Ex-foster child who had dead chicken tied to neck, two others get $1 million from NC

North Carolina will pay $1 million to three former Union County foster children, including a man who was chained to his porch when he was 11, with a dead chicken tied around his neck.

The foster parents, including Wanda Larson, who headed the child-abuse investigations team from the Union County Department of Social Services, were arrested. Larson’s longtime male partner, Dorian Harper, at the time an emergency room nurse at what is now Atrium Health, served five years in prison. Larson pleaded guilty to a related charge but served no prison time, according to public records.

In all, three children who were under the couple’s care will receive the money, which will be paid by the N.C. Industrial Commission into a protective trust, said Durham-area attorney Jay Trehy, who helped represent the victims. All three live in North Carolina and range in age from 19 to 22.

Veteran Union County Sheriff Eddie Cathey, whose office investigated the case, said it remains “one of the saddest we’ve ever been involved in,” particularly given the professional responsibilities of the adults involved.

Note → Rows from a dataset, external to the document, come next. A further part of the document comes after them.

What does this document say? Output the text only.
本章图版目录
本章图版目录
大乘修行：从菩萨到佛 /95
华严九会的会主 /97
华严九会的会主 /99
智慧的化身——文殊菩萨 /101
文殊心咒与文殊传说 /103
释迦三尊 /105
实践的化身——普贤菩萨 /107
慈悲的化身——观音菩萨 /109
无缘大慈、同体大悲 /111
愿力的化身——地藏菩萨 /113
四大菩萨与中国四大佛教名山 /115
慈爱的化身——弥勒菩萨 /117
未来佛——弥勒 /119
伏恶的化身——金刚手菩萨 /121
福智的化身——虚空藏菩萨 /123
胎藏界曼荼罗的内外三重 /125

“It’s as bad as everybody says it is, just the nasty, terrible abuse of children ... (and) a DSS supervisor was messed up in all of it,” Cathey told the Observer on Thursday. “It just doesn’t make sense.”

Trehy said both Larson and Harper chose professions that normally attract “folks who really want to help.”

“Perhaps early on, they had adequate and proper motivation. But it’s telling that both of them after years of foster parenting became absolute monsters,” he said.

Larson and Harper could not be reached for comment Thursday either by phone numbers or email addresses linked to them in public records.

The 2013 incident drew headlines across the country. A 2019 lawsuit filed on behalf of the boy, identified in court documents as “J.G.,” alleged years of physical and potentially sexual abuse, neglect and even bouts of torture against the children under the care of Larson and Harper.

Harper, according to the complaint, squeezed children’s fingers with pliers, burned them with hot wires and stabbed them with hypodermic needles. He also tortured J.G. to get false confessions for things he had not done.

He pleaded guilty in March 2015 to felony child abuse in connection with the dead-chicken incident and was released from prison in February 2020.

“His crimes are so many and there are so many instances of abuse and torture — and I mean torture, sadistic torture — that he can’t do enough time as far as I’m concerned,” Trehy said.

Meanwhile, Larson, a former Union County foster parent of the year, used her position with the Union County DSS to suppress, manipulate and misdirect multiple abuse investigations into her own household. Those investigations, according to Trehy, “should have resulted ... in discovering what was going on in the home.”

Larson also undermined the efforts of J.G.’s natural mother, a one-time Charlotte resident, to reunite with her son, the lawsuit alleges, a struggle that went on for years.

When a Union County teacher’s assistant raised concerns in 2011 that one of the female children at the home might have been sexually abused, Larson helped stonewall the inquiry, then began home-schooling her children to head off further scrutiny, the complaint alleges.

She pleaded guilty in 2015 to willful failure to discharge her official duties. Other charges, including misdemeanor child abuse, cruelty to animals and false imprisonment were dismissed.

J.G. came under the couple’s care in 2006, after the Gaston County DSS “unnecessarily and negligently” removed him from his mother’s care, according to the complaint. He was 4 at the time.

Seven years later, the boy was found by a Union County sheriff’s deputy shivering in mid-20s temperatures with the dead chicken tied to his neck. He was chained by his ankle to the porch and was wearing only a T-shirt and jeans.

In the aftermath, five children ages 8-14 were taken from the home. Four had been adopted by Larson, including the two who will be receiving state money.

The upcoming payment will settle all claims arising from the case against the Gaston and Union County DSS offices for placing J.G. and the two children in unsafe conditions and failing to adequately investigate reports that Larson and Harper were abusing them.

It also heads off any legal actions against the N.C. Department of Health and Human Services along with the DSS offices in Cabarrus and Mecklenburg counties, which investigated the household in the past and because of what Trehy describes as Larson’s “manipulation,” did not report any abuse.

The Department of Health and Human Services, which oversees DSS offices across the state, declined to comment about the settlement Thursday.

Trehy says two other abused children removed from Larson’s and Harper’s home in 2013 have not been located and may not know they have possible claims against the state.

“I’m still looking for them,” he said.